By Mark T Connor • 13 July 2020 • 14:58
Deporting criminals from UK to EU after January 2021. Pic: YouTube
Under the new rules of the upcoming ‘Points Based’ immigration laws soon to be introduced into the UK after the trade negotiations are completed in December this year immigrants from the EU who have been in prison for more than a year may be considered for deportation
More information has come out today, (Monday 13 July), of plans to refuse entry into the UK of criminals with convictions which carry a sentence of more than 12 months regardless of where they come from (as reported in The Euro Weekly News), that immigrants from any country including those in the EU, who has been imprisoned in the UK, must be considered for deportation to their home country.

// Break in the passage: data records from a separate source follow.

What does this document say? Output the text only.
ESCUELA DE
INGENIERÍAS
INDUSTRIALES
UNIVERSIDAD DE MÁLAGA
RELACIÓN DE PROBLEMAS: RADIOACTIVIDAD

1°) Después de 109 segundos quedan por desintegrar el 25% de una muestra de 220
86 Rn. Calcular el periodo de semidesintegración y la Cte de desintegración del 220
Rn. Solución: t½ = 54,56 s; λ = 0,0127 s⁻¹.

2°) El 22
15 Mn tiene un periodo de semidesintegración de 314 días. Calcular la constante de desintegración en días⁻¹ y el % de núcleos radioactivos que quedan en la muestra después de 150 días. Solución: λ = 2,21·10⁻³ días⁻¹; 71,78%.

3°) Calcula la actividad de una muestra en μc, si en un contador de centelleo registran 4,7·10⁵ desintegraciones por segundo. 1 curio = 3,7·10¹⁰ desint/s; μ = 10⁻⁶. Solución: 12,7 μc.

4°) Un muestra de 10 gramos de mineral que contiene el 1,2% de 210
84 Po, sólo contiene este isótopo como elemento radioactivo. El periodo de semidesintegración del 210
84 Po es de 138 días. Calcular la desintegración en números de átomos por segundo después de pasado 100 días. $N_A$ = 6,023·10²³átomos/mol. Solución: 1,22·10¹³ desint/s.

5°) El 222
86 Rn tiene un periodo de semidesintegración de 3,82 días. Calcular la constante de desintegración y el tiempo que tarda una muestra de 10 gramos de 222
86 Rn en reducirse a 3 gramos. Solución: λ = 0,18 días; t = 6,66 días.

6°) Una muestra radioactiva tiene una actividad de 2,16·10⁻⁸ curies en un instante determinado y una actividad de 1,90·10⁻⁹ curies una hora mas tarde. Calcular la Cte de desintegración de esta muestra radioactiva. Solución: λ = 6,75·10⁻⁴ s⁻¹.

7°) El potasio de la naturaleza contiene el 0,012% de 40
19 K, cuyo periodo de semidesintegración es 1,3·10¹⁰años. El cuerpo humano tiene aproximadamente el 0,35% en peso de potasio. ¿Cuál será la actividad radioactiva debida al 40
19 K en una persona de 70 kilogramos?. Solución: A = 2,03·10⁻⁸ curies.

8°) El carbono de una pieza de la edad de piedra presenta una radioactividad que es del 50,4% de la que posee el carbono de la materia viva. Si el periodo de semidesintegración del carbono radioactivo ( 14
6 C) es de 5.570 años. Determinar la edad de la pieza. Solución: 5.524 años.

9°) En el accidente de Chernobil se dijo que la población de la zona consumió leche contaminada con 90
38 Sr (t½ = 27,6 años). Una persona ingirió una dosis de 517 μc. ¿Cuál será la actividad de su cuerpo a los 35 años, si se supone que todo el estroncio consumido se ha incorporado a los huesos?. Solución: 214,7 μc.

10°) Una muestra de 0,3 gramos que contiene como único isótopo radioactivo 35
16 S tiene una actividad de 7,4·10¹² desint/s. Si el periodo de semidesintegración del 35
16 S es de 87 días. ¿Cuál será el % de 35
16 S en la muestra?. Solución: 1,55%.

Freedom of movement will cease in the UK in January 2021, and at that time criminals from the EU, will be treated in the same way as criminals from any country in the world, at the moment the cases of EU citizens can only be deported on a case by case basis.
The document released today states: “A robust and consistent approach to applying the UK criminality thresholds for the refusal of entry, permission to remain in the UK, deportation and exclusion, to EU and non-EU citizens, will be taken as part of the Points-Based System,” and continues: “Where the 12-month criminality deportation threshold is not met, a foreign criminal will still be considered for deportation where it is conducive to the public good, including where they have serious or persistent criminality.
“For EU citizens who are protected by the Withdrawal Agreement or the UK’s domestic implementation of the withdrawal agreements, the tougher UK criminality thresholds will apply to conduct committed after the end of the transition period.
“The EU public policy, public security or public health test will continue to apply to their conduct committed before the end of the transition period.”
The rules will apply to those who have a sentence of more than 12 months, and have committed crimes of violence, or are persistent offenders.